Forward-Looking Statements

This press release contains forward-looking statements. Forward-looking statements include, but are not limited to our plans, objectives, expectations and intentions and other statements that contain words such as "experts," "contemplates," "anticipates," "plans," "intends," "believes," "will" and variations of such words or similar expressions that predict or indicate future events or trends, or that do not relate to historical matters. The forward-looking statements in this release include statements about the anticipated closing of the transaction. These forward-looking statements are not guarantees of future performance and involve risks, assumptions, and uncertainties, including, but not limited to, risks related to the satisfaction of the conditions to closing the transaction in the anticipated timeframe or at all and litigation or regulatory actions related to the proposed transaction. Should one or more of these risks or uncertainties materialize, or should underlying assumptions prove incorrect, actual results may vary materially from those indicated or anticipated by these forward-looking statements. Therefore, you should not rely on any of these forward-looking statements.

Contact:
Neil Kessler
nkessler@morocorp.com

SOURCE: Moro Corporation



View the original press release on ACCESS Newswire

FAQ

What price per share will Moro Corporation (MRCR) shareholders receive in the Blackford Capital deal?

Shareholders will receive $5.59 per share in the all-cash transaction.

What is the total enterprise value of the Blackford Capital acquisition of MRCR announced December 29, 2025?

The transaction values Moro at approximately $34.2 million enterprise value.

How much of the MRCR purchase price is subject to escrow or holdbacks?

About $3.3 million (approximately $0.55 per share) is subject to escrow and holdback provisions.
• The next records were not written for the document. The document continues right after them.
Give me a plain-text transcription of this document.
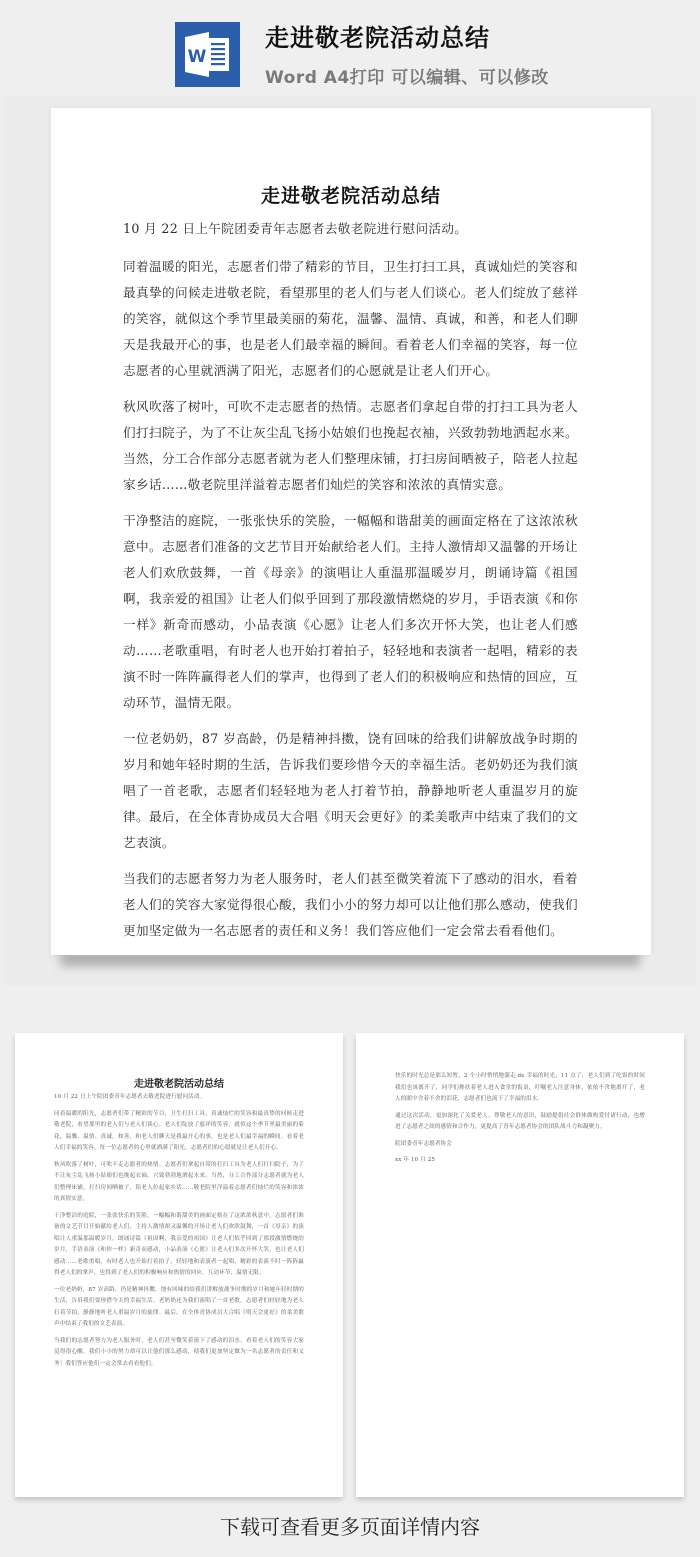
W
走进敬老院活动总结
Word A4打印 可以编辑、可以修改
走进敬老院活动总结

10 月 22 日上午院团委青年志愿者去敬老院进行慰问活动。

同着温暖的阳光，志愿者们带了精彩的节目，卫生打扫工具，真诚灿烂的笑容和最真挚的问候走进敬老院，看望那里的老人们与老人们谈心。老人们绽放了慈祥的笑容，就似这个季节里最美丽的菊花，温馨、温情、真诚，和善，和老人们聊天是我最开心的事，也是老人们最幸福的瞬间。看着老人们幸福的笑容，每一位志愿者的心里就洒满了阳光，志愿者们的心愿就是让老人们开心。

秋风吹落了树叶，可吹不走志愿者的热情。志愿者们拿起自带的打扫工具为老人们打扫院子，为了不让灰尘乱飞扬小姑娘们也挽起衣袖，兴致勃勃地洒起水来。当然，分工合作部分志愿者就为老人们整理床铺，打扫房间晒被子，陪老人拉起家乡话……敬老院里洋溢着志愿者们灿烂的笑容和浓浓的真情实意。

干净整洁的庭院，一张张快乐的笑脸，一幅幅和谐甜美的画面定格在了这浓浓秋意中。志愿者们准备的文艺节目开始献给老人们。主持人激情却又温馨的开场让老人们欢欣鼓舞，一首《母亲》的演唱让人重温那温暖岁月，朗诵诗篇《祖国啊，我亲爱的祖国》让老人们似乎回到了那段激情燃烧的岁月，手语表演《和你一样》新奇而感动，小品表演《心愿》让老人们多次开怀大笑，也让老人们感动……老歌重唱，有时老人也开始打着拍子，轻轻地和表演者一起唱，精彩的表演不时一阵阵赢得老人们的掌声，也得到了老人们的积极响应和热情的回应，互动环节，温情无限。

一位老奶奶，87 岁高龄，仍是精神抖擞，饶有回味的给我们讲解放战争时期的岁月和她年轻时期的生活，告诉我们要珍惜今天的幸福生活。老奶奶还为我们演唱了一首老歌，志愿者们轻轻地为老人打着节拍，静静地听老人重温岁月的旋律。最后，在全体青协成员大合唱《明天会更好》的柔美歌声中结束了我们的文艺表演。

当我们的志愿者努力为老人服务时，老人们甚至微笑着流下了感动的泪水，看着老人们的笑容大家觉得很心酸，我们小小的努力却可以让他们那么感动，使我们更加坚定做为一名志愿者的责任和义务！我们答应他们一定会常去看看他们。

走进敬老院活动总结

10 月 22 日上午院团委青年志愿者去敬老院进行慰问活动。

同着温暖的阳光，志愿者们带了精彩的节目，卫生打扫工具，真诚灿烂的笑容和最真挚的问候走进敬老院，看望那里的老人们与老人们谈心。老人们绽放了慈祥的笑容，就似这个季节里最美丽的菊花，温馨、温情、真诚，和善，和老人们聊天是我最开心的事，也是老人们最幸福的瞬间。看着老人们幸福的笑容，每一位志愿者的心里就洒满了阳光，志愿者们的心愿就是让老人们开心。

秋风吹落了树叶，可吹不走志愿者的热情。志愿者们拿起自带的打扫工具为老人们打扫院子，为了不让灰尘乱飞扬小姑娘们也挽起衣袖，兴致勃勃地洒起水来。当然，分工合作部分志愿者就为老人们整理床铺，打扫房间晒被子，陪老人拉起家乡话……敬老院里洋溢着志愿者们灿烂的笑容和浓浓的真情实意。

干净整洁的庭院，一张张快乐的笑脸，一幅幅和谐甜美的画面定格在了这浓浓秋意中。志愿者们准备的文艺节目开始献给老人们。主持人激情却又温馨的开场让老人们欢欣鼓舞，一首《母亲》的演唱让人重温那温暖岁月，朗诵诗篇《祖国啊，我亲爱的祖国》让老人们似乎回到了那段激情燃烧的岁月，手语表演《和你一样》新奇而感动，小品表演《心愿》让老人们多次开怀大笑，也让老人们感动……老歌重唱，有时老人也开始打着拍子，轻轻地和表演者一起唱，精彩的表演不时一阵阵赢得老人们的掌声，也得到了老人们的积极响应和热情的回应，互动环节，温情无限。

一位老奶奶，87 岁高龄，仍是精神抖擞，饶有回味的给我们讲解放战争时期的岁月和她年轻时期的生活，告诉我们要珍惜今天的幸福生活。老奶奶还为我们演唱了一首老歌，志愿者们轻轻地为老人打着节拍，静静地听老人重温岁月的旋律。最后，在全体青协成员大合唱《明天会更好》的柔美歌声中结束了我们的文艺表演。

当我们的志愿者努力为老人服务时，老人们甚至微笑着流下了感动的泪水，看着老人们的笑容大家觉得很心酸，我们小小的努力却可以让他们那么感动，使我们更加坚定做为一名志愿者的责任和义务！我们答应他们一定会常去看看他们。

快乐的时光总是那么短暂，2 个小时悄悄地溜走 de 幸福的时光，11 点了，老人们到了吃饭的时间我们也该离开了，同学们搀扶着老人进入食堂的饭桌，叮嘱老人注意身体，依依不舍地离开了，老人的眼中含着不舍的泪花，志愿者们也流下了幸福的泪水。

通过这次活动，更加深化了关爱老人，尊敬老人的意识，鼓励提倡社会群体做构爱付诸行动，也增进了志愿者之间的感情和合作力，更提高了青年志愿者协会的团队战斗力和凝聚力。

院团委青年志愿者协会

xx 年 10 月 25

下载可查看更多页面详情内容
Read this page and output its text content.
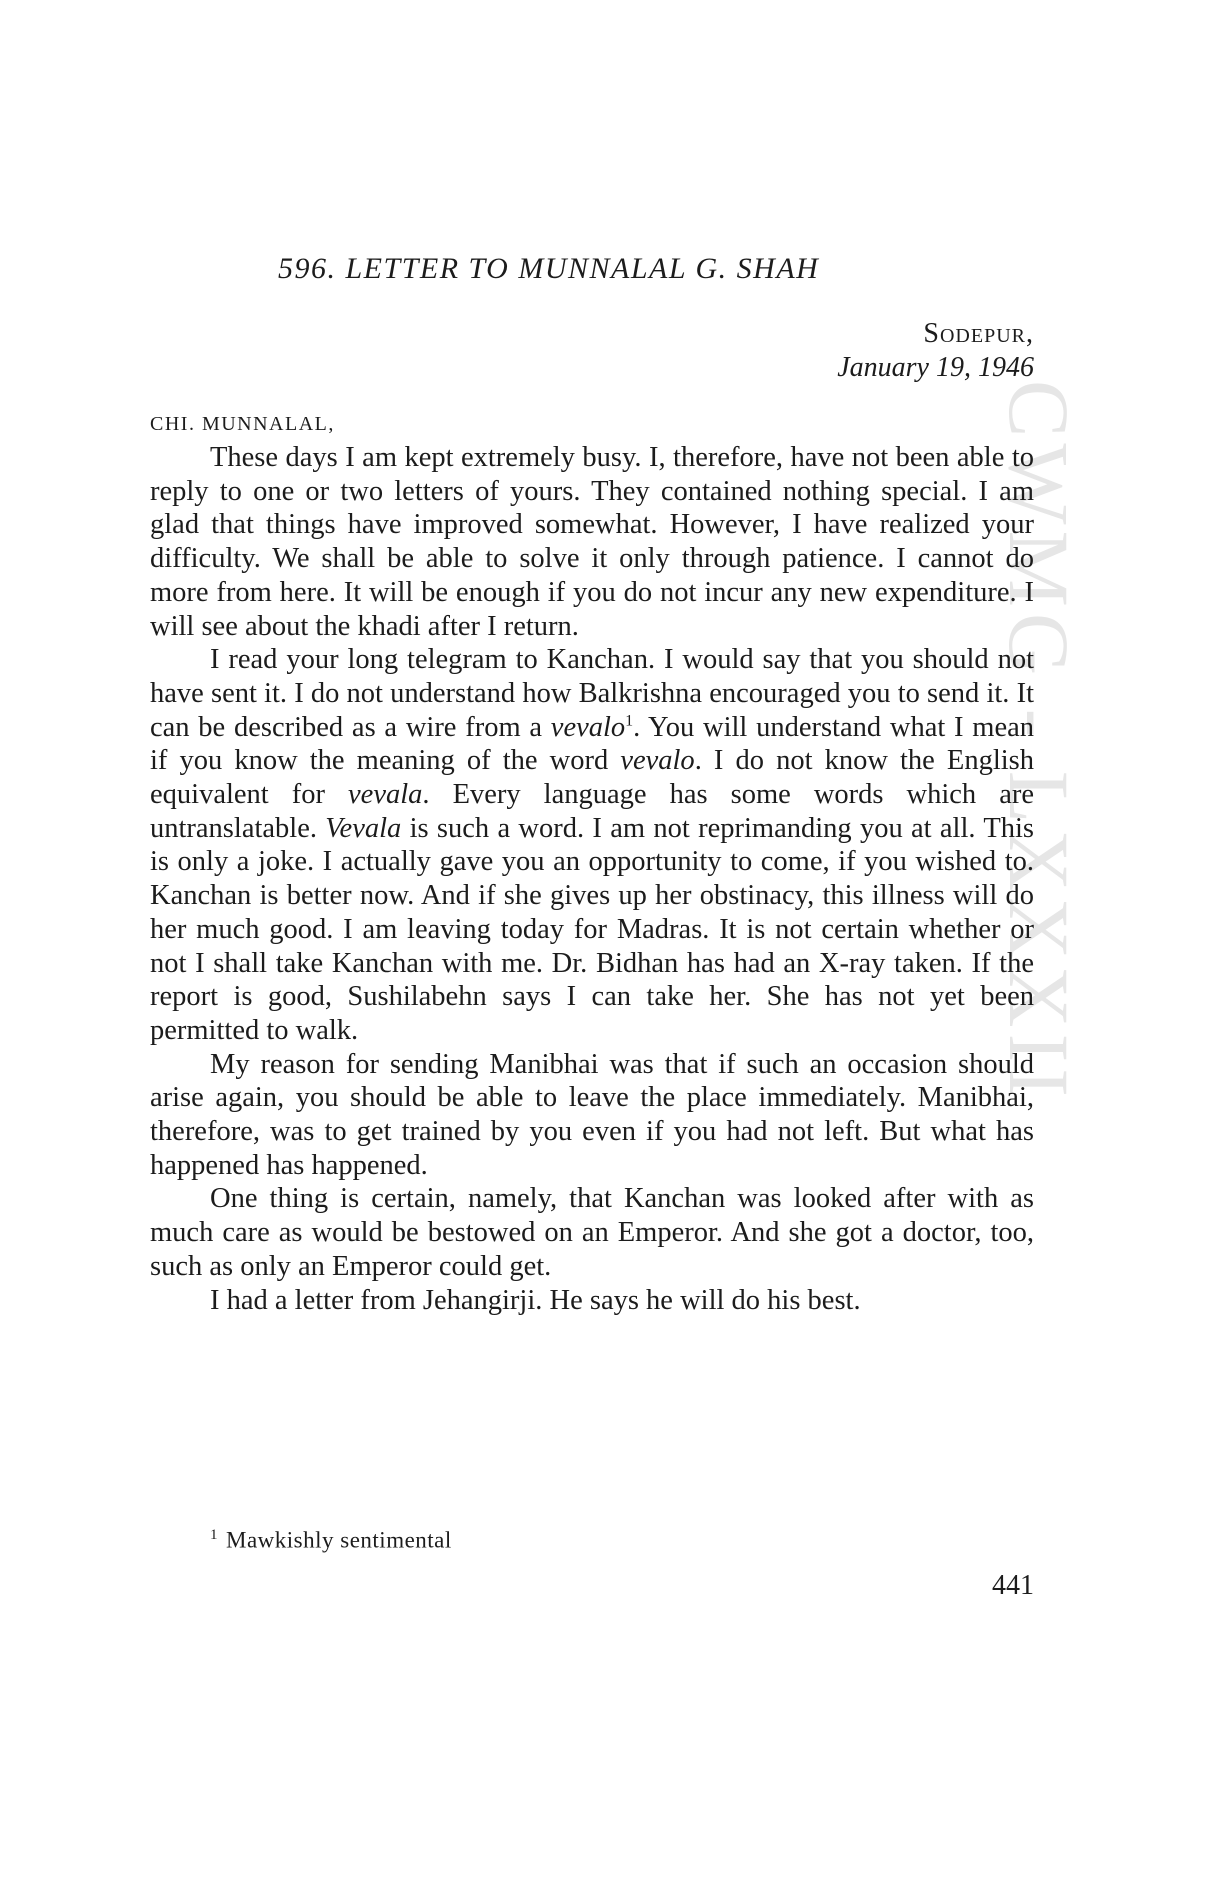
CWMG - LXXXII
596. LETTER TO MUNNALAL G. SHAH
Sodepur,
January 19, 1946
CHI. MUNNALAL,

These days I am kept extremely busy. I, therefore, have not been able to reply to one or two letters of yours. They contained nothing special. I am glad that things have improved somewhat. However, I have realized your difficulty. We shall be able to solve it only through patience. I cannot do more from here. It will be enough if you do not incur any new expenditure. I will see about the khadi after I return.

I read your long telegram to Kanchan. I would say that you should not have sent it. I do not understand how Balkrishna encouraged you to send it. It can be described as a wire from a vevalo$^1$. You will understand what I mean if you know the meaning of the word vevalo. I do not know the English equivalent for vevala. Every language has some words which are untranslatable. Vevala is such a word. I am not reprimanding you at all. This is only a joke. I actually gave you an opportunity to come, if you wished to. Kanchan is better now. And if she gives up her obstinacy, this illness will do her much good. I am leaving today for Madras. It is not certain whether or not I shall take Kanchan with me. Dr. Bidhan has had an X-ray taken. If the report is good, Sushilabehn says I can take her. She has not yet been permitted to walk.

My reason for sending Manibhai was that if such an occasion should arise again, you should be able to leave the place immediately. Manibhai, therefore, was to get trained by you even if you had not left. But what has happened has happened.

One thing is certain, namely, that Kanchan was looked after with as much care as would be bestowed on an Emperor. And she got a doctor, too, such as only an Emperor could get.

I had a letter from Jehangirji. He says he will do his best.

$^1$ Mawkishly sentimental
441
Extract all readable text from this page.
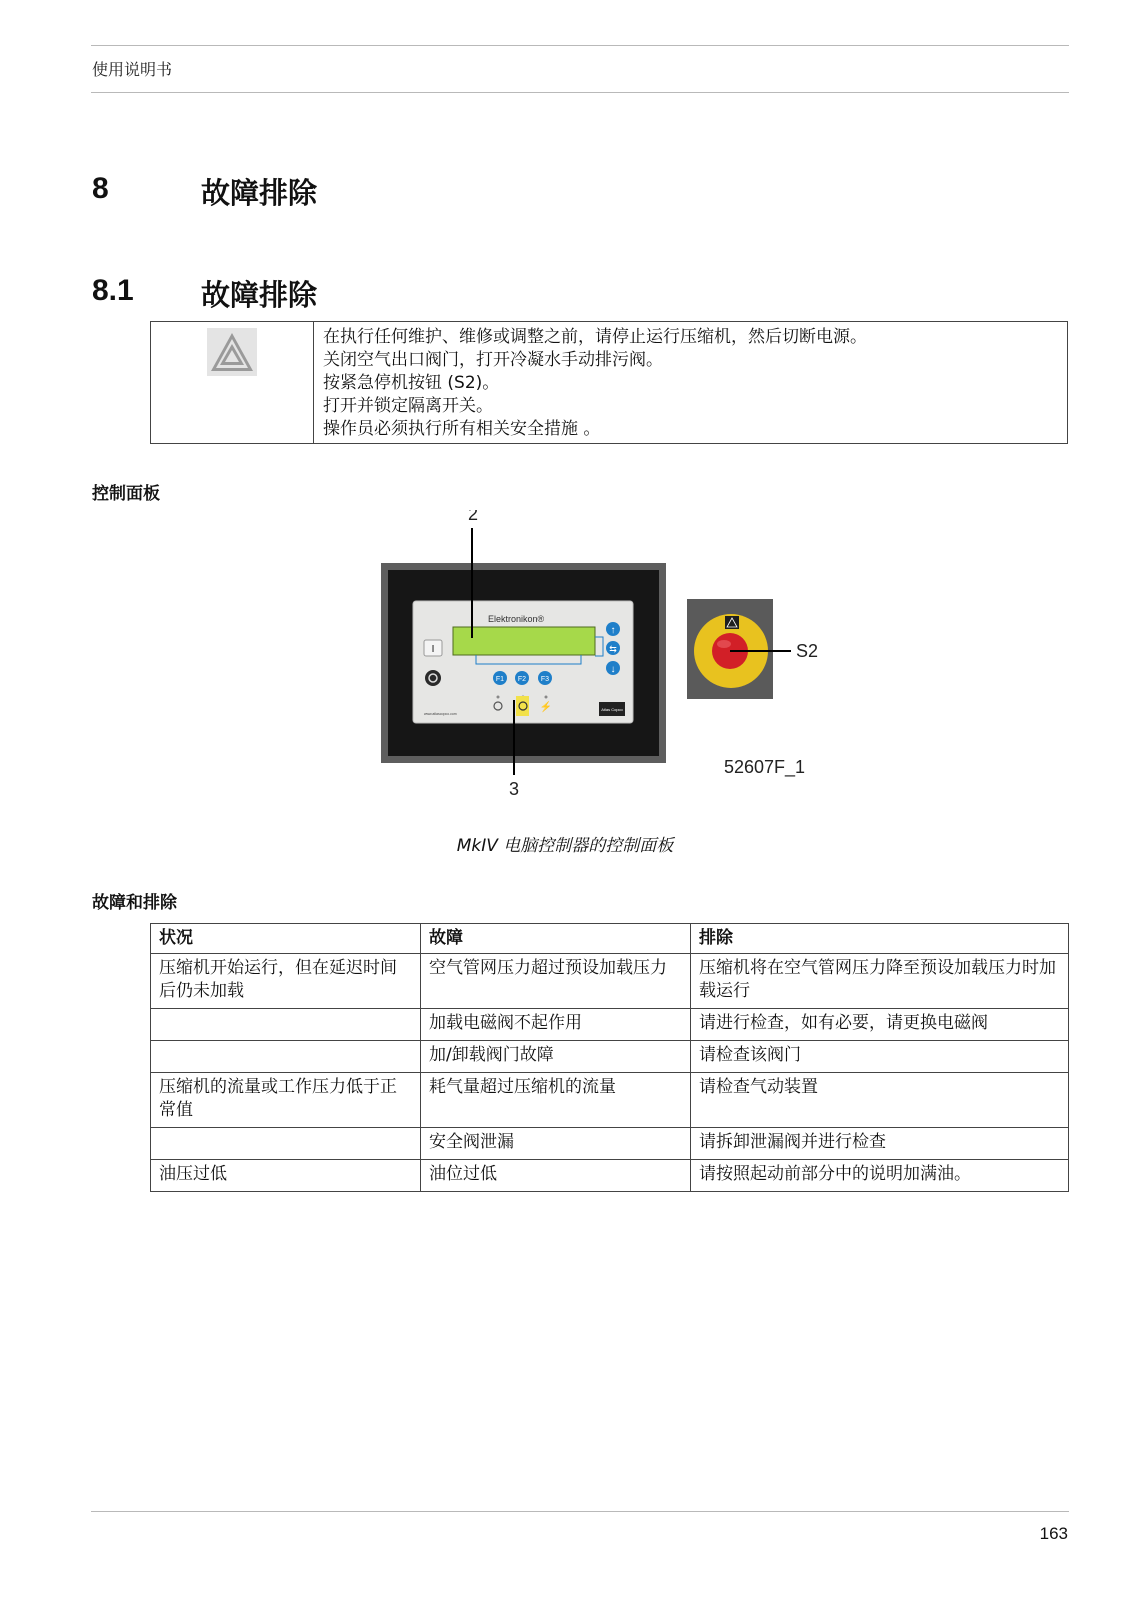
使用说明书
8	故障排除
8.1 故障排除
在执行任何维护、维修或调整之前，请停止运行压缩机，然后切断电源。
关闭空气出口阀门，打开冷凝水手动排污阀。
按紧急停机按钮 (S2)。
打开并锁定隔离开关。
操作员必须执行所有相关安全措施 。
控制面板
Elektronikon®
↑
⇆
↓
F1 F2 F3
I
⚡
www.atlascopco.com
Atlas Copco
2
3
S2
52607F_1
MkIV 电脑控制器的控制面板
故障和排除
状况	故障	排除
压缩机开始运行，但在延迟时间后仍未加载	空气管网压力超过预设加载压力	压缩机将在空气管网压力降至预设加载压力时加载运行
	加载电磁阀不起作用	请进行检查，如有必要，请更换电磁阀
	加/卸载阀门故障	请检查该阀门
压缩机的流量或工作压力低于正常值	耗气量超过压缩机的流量	请检查气动装置
	安全阀泄漏	请拆卸泄漏阀并进行检查
油压过低	油位过低	请按照起动前部分中的说明加满油。
163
Has the MRCR acquisition by Blackford Capital received shareholder and board approval?

Yes; the boards of both companies approved the merger and Moro stockholders holding the requisite majority approved the transaction.

When will MRCR shares stop trading after the Blackford Capital acquisition?

Upon closing of the transaction, quotation of MRCR shares on the OTC will be suspended.

Are there any closing conditions for Blackford Capital's acquisition of MRCR?

Yes; the transaction remains subject to customary closing conditions before it can close promptly.